I have several immediate thoughts on this:
(1) Q: Why does this only affect object loads? A: Because only object loads grab the deref directly instead of just referring to the LOAD instruction. Q: But don't regular loads have the same problem? A: No, because a sequence like
2: var 3: var = @2 4: var
gets turned into
... 4: @2
(modulo replicate swizzle, which I think we have a pass to remove), and we can't ever turn that *back* into "4: var" because var was written in the previous instruction.
In theory the same restriction *should* be what's preventing object loads from being affected, but that's not really feasible, is it...
Still, we should have tests for that case. We should also have tests for assignment-to-self where swizzles are involved, probably including both swizzles that have "loops" (e.g. "var.xy = var.xz") and those that don't (e.g. "var.xy = var.yx").
I also feel like there's some way that we should be able to remember why this only matters for object loads. Maybe we can write a code comment to the effect of the above. But it's also possible that we should be handling this not in copy_propagation_transform_object_load() but rather in copy_propagation_record_store(), even though that requires peeking at the RHS. Not sure about that one.

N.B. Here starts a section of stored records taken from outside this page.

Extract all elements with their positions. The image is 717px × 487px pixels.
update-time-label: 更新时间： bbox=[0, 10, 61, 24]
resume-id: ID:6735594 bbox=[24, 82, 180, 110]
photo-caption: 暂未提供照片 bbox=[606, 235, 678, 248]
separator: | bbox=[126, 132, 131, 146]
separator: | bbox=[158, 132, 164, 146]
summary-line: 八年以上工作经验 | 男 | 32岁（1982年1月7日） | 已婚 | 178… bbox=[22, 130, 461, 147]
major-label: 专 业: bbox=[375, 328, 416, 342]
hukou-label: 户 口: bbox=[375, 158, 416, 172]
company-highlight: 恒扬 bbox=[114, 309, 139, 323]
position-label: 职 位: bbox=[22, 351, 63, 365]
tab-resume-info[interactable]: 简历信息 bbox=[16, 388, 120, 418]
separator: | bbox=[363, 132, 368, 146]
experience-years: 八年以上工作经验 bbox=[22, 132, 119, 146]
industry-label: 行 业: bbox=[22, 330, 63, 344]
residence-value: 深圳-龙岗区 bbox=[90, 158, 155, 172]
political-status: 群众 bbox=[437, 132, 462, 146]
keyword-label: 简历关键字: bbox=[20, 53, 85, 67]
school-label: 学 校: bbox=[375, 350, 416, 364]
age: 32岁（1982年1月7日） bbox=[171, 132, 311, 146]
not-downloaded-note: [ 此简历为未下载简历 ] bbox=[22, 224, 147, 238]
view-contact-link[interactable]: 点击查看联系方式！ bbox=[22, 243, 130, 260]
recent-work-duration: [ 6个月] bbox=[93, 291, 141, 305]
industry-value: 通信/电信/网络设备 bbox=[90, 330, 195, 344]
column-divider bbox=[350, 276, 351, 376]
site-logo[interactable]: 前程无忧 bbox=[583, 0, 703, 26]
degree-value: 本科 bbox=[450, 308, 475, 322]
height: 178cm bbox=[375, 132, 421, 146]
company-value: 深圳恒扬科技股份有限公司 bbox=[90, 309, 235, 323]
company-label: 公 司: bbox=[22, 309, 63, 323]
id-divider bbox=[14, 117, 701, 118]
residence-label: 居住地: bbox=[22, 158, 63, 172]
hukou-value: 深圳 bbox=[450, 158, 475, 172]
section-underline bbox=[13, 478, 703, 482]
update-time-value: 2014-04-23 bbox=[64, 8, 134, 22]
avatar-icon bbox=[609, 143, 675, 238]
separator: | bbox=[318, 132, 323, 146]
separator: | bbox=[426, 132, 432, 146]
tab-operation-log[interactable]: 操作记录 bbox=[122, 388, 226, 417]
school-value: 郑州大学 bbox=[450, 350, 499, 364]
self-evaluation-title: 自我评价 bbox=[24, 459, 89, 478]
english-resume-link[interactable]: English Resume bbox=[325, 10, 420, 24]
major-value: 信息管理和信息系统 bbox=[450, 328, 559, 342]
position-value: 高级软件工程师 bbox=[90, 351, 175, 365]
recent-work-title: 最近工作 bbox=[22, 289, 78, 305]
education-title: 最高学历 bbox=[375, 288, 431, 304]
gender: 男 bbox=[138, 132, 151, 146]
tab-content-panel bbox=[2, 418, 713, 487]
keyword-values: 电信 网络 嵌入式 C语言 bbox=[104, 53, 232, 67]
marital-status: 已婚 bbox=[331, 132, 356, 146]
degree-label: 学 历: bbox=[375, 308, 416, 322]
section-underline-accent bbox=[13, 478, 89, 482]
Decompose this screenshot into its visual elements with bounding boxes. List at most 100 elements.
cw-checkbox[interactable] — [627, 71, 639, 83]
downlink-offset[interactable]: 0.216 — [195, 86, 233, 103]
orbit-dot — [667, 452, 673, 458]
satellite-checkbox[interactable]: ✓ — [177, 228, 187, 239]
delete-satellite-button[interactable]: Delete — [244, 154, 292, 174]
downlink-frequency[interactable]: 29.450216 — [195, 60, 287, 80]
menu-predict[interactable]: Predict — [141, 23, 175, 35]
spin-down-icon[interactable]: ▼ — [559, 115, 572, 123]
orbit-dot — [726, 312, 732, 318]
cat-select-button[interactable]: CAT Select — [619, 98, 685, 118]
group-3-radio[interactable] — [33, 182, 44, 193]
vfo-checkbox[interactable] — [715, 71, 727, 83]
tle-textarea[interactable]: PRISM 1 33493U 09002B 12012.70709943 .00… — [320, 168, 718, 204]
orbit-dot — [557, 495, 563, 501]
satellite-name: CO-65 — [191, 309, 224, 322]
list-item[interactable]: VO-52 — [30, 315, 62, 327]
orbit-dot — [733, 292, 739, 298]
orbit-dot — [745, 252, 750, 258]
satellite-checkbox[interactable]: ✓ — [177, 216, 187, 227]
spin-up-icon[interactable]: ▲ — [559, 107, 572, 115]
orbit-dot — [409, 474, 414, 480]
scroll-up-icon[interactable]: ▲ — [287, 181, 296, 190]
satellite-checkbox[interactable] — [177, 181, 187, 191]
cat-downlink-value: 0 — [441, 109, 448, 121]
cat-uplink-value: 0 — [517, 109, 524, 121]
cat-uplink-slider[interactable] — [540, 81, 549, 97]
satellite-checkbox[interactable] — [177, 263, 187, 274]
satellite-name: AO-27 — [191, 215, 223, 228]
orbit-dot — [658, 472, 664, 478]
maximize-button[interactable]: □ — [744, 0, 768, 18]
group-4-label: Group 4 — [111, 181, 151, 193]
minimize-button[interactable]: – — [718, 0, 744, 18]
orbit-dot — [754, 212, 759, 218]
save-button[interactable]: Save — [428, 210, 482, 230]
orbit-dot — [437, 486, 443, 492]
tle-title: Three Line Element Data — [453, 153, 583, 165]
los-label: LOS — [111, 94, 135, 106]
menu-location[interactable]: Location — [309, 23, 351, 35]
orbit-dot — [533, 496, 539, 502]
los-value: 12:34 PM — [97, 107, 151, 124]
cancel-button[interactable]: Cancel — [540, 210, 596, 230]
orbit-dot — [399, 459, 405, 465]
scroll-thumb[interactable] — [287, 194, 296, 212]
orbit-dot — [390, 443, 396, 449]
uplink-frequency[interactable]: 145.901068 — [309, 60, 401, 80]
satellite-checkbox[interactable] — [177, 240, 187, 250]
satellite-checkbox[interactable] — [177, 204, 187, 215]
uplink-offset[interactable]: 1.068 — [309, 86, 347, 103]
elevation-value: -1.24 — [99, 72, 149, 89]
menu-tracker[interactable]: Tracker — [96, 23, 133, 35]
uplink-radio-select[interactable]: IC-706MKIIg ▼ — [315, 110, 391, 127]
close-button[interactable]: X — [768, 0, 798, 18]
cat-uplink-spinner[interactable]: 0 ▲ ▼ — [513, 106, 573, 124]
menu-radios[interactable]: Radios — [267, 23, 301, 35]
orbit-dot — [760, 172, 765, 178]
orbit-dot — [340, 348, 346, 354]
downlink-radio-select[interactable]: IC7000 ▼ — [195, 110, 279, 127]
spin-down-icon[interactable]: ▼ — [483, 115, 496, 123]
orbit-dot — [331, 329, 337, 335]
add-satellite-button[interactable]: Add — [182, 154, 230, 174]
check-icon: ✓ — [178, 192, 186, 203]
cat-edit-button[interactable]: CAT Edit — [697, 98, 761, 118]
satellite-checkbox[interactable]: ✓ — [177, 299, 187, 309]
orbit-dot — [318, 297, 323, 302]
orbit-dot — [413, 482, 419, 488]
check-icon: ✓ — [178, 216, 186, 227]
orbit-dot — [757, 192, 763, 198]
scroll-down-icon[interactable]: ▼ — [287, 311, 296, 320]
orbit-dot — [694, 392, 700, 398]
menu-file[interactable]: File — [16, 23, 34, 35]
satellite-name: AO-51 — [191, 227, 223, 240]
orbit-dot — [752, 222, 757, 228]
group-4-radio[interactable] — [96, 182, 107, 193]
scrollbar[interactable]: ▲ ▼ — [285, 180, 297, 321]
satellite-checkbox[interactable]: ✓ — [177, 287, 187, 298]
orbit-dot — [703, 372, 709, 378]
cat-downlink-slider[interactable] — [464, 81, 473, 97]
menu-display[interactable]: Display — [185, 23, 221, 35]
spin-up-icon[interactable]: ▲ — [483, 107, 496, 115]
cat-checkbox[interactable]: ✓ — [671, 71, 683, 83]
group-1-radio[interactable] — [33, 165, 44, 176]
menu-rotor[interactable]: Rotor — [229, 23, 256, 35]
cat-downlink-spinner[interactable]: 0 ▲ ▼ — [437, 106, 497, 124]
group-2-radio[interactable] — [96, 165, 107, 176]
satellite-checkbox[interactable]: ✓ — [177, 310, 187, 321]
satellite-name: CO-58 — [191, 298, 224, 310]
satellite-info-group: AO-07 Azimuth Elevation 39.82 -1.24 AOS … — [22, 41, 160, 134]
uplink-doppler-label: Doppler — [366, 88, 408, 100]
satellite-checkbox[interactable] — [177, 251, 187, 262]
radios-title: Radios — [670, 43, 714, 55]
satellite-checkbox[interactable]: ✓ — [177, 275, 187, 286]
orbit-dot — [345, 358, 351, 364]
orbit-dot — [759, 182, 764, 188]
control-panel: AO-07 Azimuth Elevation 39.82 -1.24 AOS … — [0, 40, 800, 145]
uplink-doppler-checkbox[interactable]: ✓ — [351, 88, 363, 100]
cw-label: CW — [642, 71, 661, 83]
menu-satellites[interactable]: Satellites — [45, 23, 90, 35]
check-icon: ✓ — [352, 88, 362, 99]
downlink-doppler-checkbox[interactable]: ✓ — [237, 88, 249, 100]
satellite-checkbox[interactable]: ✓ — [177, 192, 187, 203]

(2) We're going to need to get rid of these assignments anyway, though. Consider the last test, which still fails—I assume because we're left with object load/stores in the IR and we can't translate those to sm4.
So I'd advocate for doing this in a pass before copy-prop. We don't actually need copy-prop to achieve it, we just want to look for stores whose rhs is a load from the same variable.
We could leave an "assert(!hlsl_derefs_are_equal())" in copy-prop though.
(3) Why does that test require sm5? For that matter, can't we write it so that it uses a sample rather than a load, and that way it can work on sm1 as well.